Per- and polyfluoroalkyl substances (PFAS) are emerging environmental contaminants with known persistence, bioaccumulation potential, and ecotoxicological relevance. This study investigates the occurrence, distribution, and potential exposure pathways of PFAS in honey bee-related matrices (pollen, forager bees, hive bees). Samples were collected from six sites over a full season representing diverse land uses (urban, semi-urban, rural, and agricultural). A total of nine different PFAS were detected across 90 samples, with short-chain compounds such as 4:2 FTS, PFPS, and PFBS predominating. Hive bees exhibited the highest average sum of target PFAS concentration (5.29 ng g^ꟷ1), followed by forager bees (1.93 ng g^ꟷ1), and pollen (1.10 ng g^ꟷ1). Differences in PFAS occurrence among sample types, especially PFPS between forager and hive bees, suggested various exposure routes, including pollen ingestion, atmospheric deposition, and contact with contaminated surfaces. Temporal and spatial differences were notable.

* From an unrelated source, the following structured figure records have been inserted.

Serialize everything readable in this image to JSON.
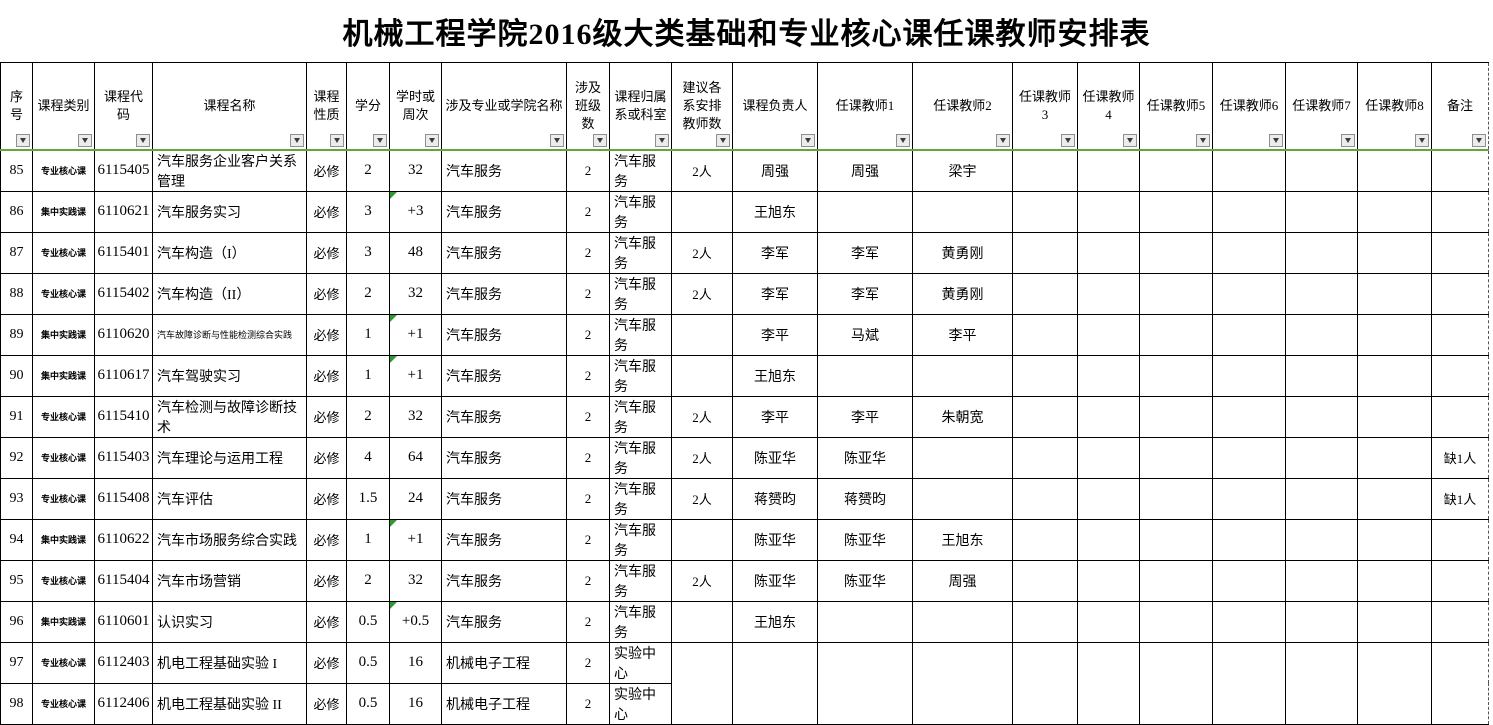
{
  "title": "机械工程学院2016级大类基础和专业核心课任课教师安排表",
  "colors": {
    "freeze_line": "#62A73B",
    "error_flag": "#2E9B2E",
    "grid": "#000000"
  },
  "icons": {
    "filter_dropdown_icon": "▼",
    "error_flag_icon": "green-corner-triangle"
  },
  "columns": [
    {
      "key": "seq",
      "label": "序号"
    },
    {
      "key": "category",
      "label": "课程类别"
    },
    {
      "key": "code",
      "label": "课程代码"
    },
    {
      "key": "name",
      "label": "课程名称"
    },
    {
      "key": "nature",
      "label": "课程性质"
    },
    {
      "key": "credits",
      "label": "学分"
    },
    {
      "key": "hours",
      "label": "学时或周次"
    },
    {
      "key": "major",
      "label": "涉及专业或学院名称"
    },
    {
      "key": "classes",
      "label": "涉及班级数"
    },
    {
      "key": "dept",
      "label": "课程归属系或科室"
    },
    {
      "key": "suggest",
      "label": "建议各系安排教师数"
    },
    {
      "key": "leader",
      "label": "课程负责人"
    },
    {
      "key": "t1",
      "label": "任课教师1"
    },
    {
      "key": "t2",
      "label": "任课教师2"
    },
    {
      "key": "t3",
      "label": "任课教师3"
    },
    {
      "key": "t4",
      "label": "任课教师4"
    },
    {
      "key": "t5",
      "label": "任课教师5"
    },
    {
      "key": "t6",
      "label": "任课教师6"
    },
    {
      "key": "t7",
      "label": "任课教师7"
    },
    {
      "key": "t8",
      "label": "任课教师8"
    },
    {
      "key": "note",
      "label": "备注"
    }
  ],
  "rows": [
    {
      "seq": "85",
      "category": "专业核心课",
      "code": "6115405",
      "name": "汽车服务企业客户关系管理",
      "nature": "必修",
      "credits": "2",
      "hours": "32",
      "hours_flag": false,
      "major": "汽车服务",
      "classes": "2",
      "dept": "汽车服务",
      "suggest": "2人",
      "leader": "周强",
      "t1": "周强",
      "t2": "梁宇",
      "t3": "",
      "t4": "",
      "t5": "",
      "t6": "",
      "t7": "",
      "t8": "",
      "note": ""
    },
    {
      "seq": "86",
      "category": "集中实践课",
      "code": "6110621",
      "name": "汽车服务实习",
      "nature": "必修",
      "credits": "3",
      "hours": "+3",
      "hours_flag": true,
      "major": "汽车服务",
      "classes": "2",
      "dept": "汽车服务",
      "suggest": "",
      "leader": "王旭东",
      "t1": "",
      "t2": "",
      "t3": "",
      "t4": "",
      "t5": "",
      "t6": "",
      "t7": "",
      "t8": "",
      "note": ""
    },
    {
      "seq": "87",
      "category": "专业核心课",
      "code": "6115401",
      "name": "汽车构造（I）",
      "nature": "必修",
      "credits": "3",
      "hours": "48",
      "hours_flag": false,
      "major": "汽车服务",
      "classes": "2",
      "dept": "汽车服务",
      "suggest": "2人",
      "leader": "李军",
      "t1": "李军",
      "t2": "黄勇刚",
      "t3": "",
      "t4": "",
      "t5": "",
      "t6": "",
      "t7": "",
      "t8": "",
      "note": ""
    },
    {
      "seq": "88",
      "category": "专业核心课",
      "code": "6115402",
      "name": "汽车构造（II）",
      "nature": "必修",
      "credits": "2",
      "hours": "32",
      "hours_flag": false,
      "major": "汽车服务",
      "classes": "2",
      "dept": "汽车服务",
      "suggest": "2人",
      "leader": "李军",
      "t1": "李军",
      "t2": "黄勇刚",
      "t3": "",
      "t4": "",
      "t5": "",
      "t6": "",
      "t7": "",
      "t8": "",
      "note": ""
    },
    {
      "seq": "89",
      "category": "集中实践课",
      "code": "6110620",
      "name": "汽车故障诊断与性能检测综合实践",
      "name_small": true,
      "nature": "必修",
      "credits": "1",
      "hours": "+1",
      "hours_flag": true,
      "major": "汽车服务",
      "classes": "2",
      "dept": "汽车服务",
      "suggest": "",
      "leader": "李平",
      "t1": "马斌",
      "t2": "李平",
      "t3": "",
      "t4": "",
      "t5": "",
      "t6": "",
      "t7": "",
      "t8": "",
      "note": ""
    },
    {
      "seq": "90",
      "category": "集中实践课",
      "code": "6110617",
      "name": "汽车驾驶实习",
      "nature": "必修",
      "credits": "1",
      "hours": "+1",
      "hours_flag": true,
      "major": "汽车服务",
      "classes": "2",
      "dept": "汽车服务",
      "suggest": "",
      "leader": "王旭东",
      "t1": "",
      "t2": "",
      "t3": "",
      "t4": "",
      "t5": "",
      "t6": "",
      "t7": "",
      "t8": "",
      "note": ""
    },
    {
      "seq": "91",
      "category": "专业核心课",
      "code": "6115410",
      "name": "汽车检测与故障诊断技术",
      "nature": "必修",
      "credits": "2",
      "hours": "32",
      "hours_flag": false,
      "major": "汽车服务",
      "classes": "2",
      "dept": "汽车服务",
      "suggest": "2人",
      "leader": "李平",
      "t1": "李平",
      "t2": "朱朝宽",
      "t3": "",
      "t4": "",
      "t5": "",
      "t6": "",
      "t7": "",
      "t8": "",
      "note": ""
    },
    {
      "seq": "92",
      "category": "专业核心课",
      "code": "6115403",
      "name": "汽车理论与运用工程",
      "nature": "必修",
      "credits": "4",
      "hours": "64",
      "hours_flag": false,
      "major": "汽车服务",
      "classes": "2",
      "dept": "汽车服务",
      "suggest": "2人",
      "leader": "陈亚华",
      "t1": "陈亚华",
      "t2": "",
      "t3": "",
      "t4": "",
      "t5": "",
      "t6": "",
      "t7": "",
      "t8": "",
      "note": "缺1人"
    },
    {
      "seq": "93",
      "category": "专业核心课",
      "code": "6115408",
      "name": "汽车评估",
      "nature": "必修",
      "credits": "1.5",
      "hours": "24",
      "hours_flag": false,
      "major": "汽车服务",
      "classes": "2",
      "dept": "汽车服务",
      "suggest": "2人",
      "leader": "蒋赟昀",
      "t1": "蒋赟昀",
      "t2": "",
      "t3": "",
      "t4": "",
      "t5": "",
      "t6": "",
      "t7": "",
      "t8": "",
      "note": "缺1人"
    },
    {
      "seq": "94",
      "category": "集中实践课",
      "code": "6110622",
      "name": "汽车市场服务综合实践",
      "nature": "必修",
      "credits": "1",
      "hours": "+1",
      "hours_flag": true,
      "major": "汽车服务",
      "classes": "2",
      "dept": "汽车服务",
      "suggest": "",
      "leader": "陈亚华",
      "t1": "陈亚华",
      "t2": "王旭东",
      "t3": "",
      "t4": "",
      "t5": "",
      "t6": "",
      "t7": "",
      "t8": "",
      "note": ""
    },
    {
      "seq": "95",
      "category": "专业核心课",
      "code": "6115404",
      "name": "汽车市场营销",
      "nature": "必修",
      "credits": "2",
      "hours": "32",
      "hours_flag": false,
      "major": "汽车服务",
      "classes": "2",
      "dept": "汽车服务",
      "suggest": "2人",
      "leader": "陈亚华",
      "t1": "陈亚华",
      "t2": "周强",
      "t3": "",
      "t4": "",
      "t5": "",
      "t6": "",
      "t7": "",
      "t8": "",
      "note": ""
    },
    {
      "seq": "96",
      "category": "集中实践课",
      "code": "6110601",
      "name": "认识实习",
      "nature": "必修",
      "credits": "0.5",
      "hours": "+0.5",
      "hours_flag": true,
      "major": "汽车服务",
      "classes": "2",
      "dept": "汽车服务",
      "suggest": "",
      "leader": "王旭东",
      "t1": "",
      "t2": "",
      "t3": "",
      "t4": "",
      "t5": "",
      "t6": "",
      "t7": "",
      "t8": "",
      "note": ""
    },
    {
      "seq": "97",
      "category": "专业核心课",
      "code": "6112403",
      "name": "机电工程基础实验 I",
      "nature": "必修",
      "credits": "0.5",
      "hours": "16",
      "hours_flag": false,
      "major": "机械电子工程",
      "classes": "2",
      "dept": "实验中心",
      "suggest": "",
      "leader": "",
      "t1": "",
      "t2": "",
      "t3": "",
      "t4": "",
      "t5": "",
      "t6": "",
      "t7": "",
      "t8": "",
      "note": ""
    },
    {
      "seq": "98",
      "category": "专业核心课",
      "code": "6112406",
      "name": "机电工程基础实验 II",
      "nature": "必修",
      "credits": "0.5",
      "hours": "16",
      "hours_flag": false,
      "major": "机械电子工程",
      "classes": "2",
      "dept": "实验中心",
      "suggest": "",
      "leader": "",
      "t1": "",
      "t2": "",
      "t3": "",
      "t4": "",
      "t5": "",
      "t6": "",
      "t7": "",
      "t8": "",
      "note": ""
    }
  ],
  "merges": [
    {
      "start_row_seq": "97",
      "row_count": 2,
      "from_col": "suggest",
      "to_col": "note"
    }
  ]
}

Site-specific PFAS patterns highlighted potential contamination sources, such as fluorinated pesticide use, while seasonal variation suggested influence from plant phenology and rainfall. Principal component analysis (PCA) confirmed the dominance of shared PFAS profiles, with some outlier samples exhibiting unique signatures. PFPS and PFBS were positively correlated with total fluorine (TF) concentrations, while 4:2 FTS showed a strong site-specific association. Extractable organic fluorine (EOF) remained below detection limits (800 ng F g^ꟷ1), but TF was present in all samples above LOD (500 ng F g^ꟷ1) confirming the presence of additional unidentified fluorinated compounds. Although EOF and PFAS concentrations varied, we showed that forager bees can introduce PFAS in the hive, either on their bodies, or through contaminated resources such as nectar or pollen. These findings demonstrate the suitability of honey bees as bioindicators for PFAS contamination but emphasise the need for harmonized sampling to fully assess PFAS exposure dynamics.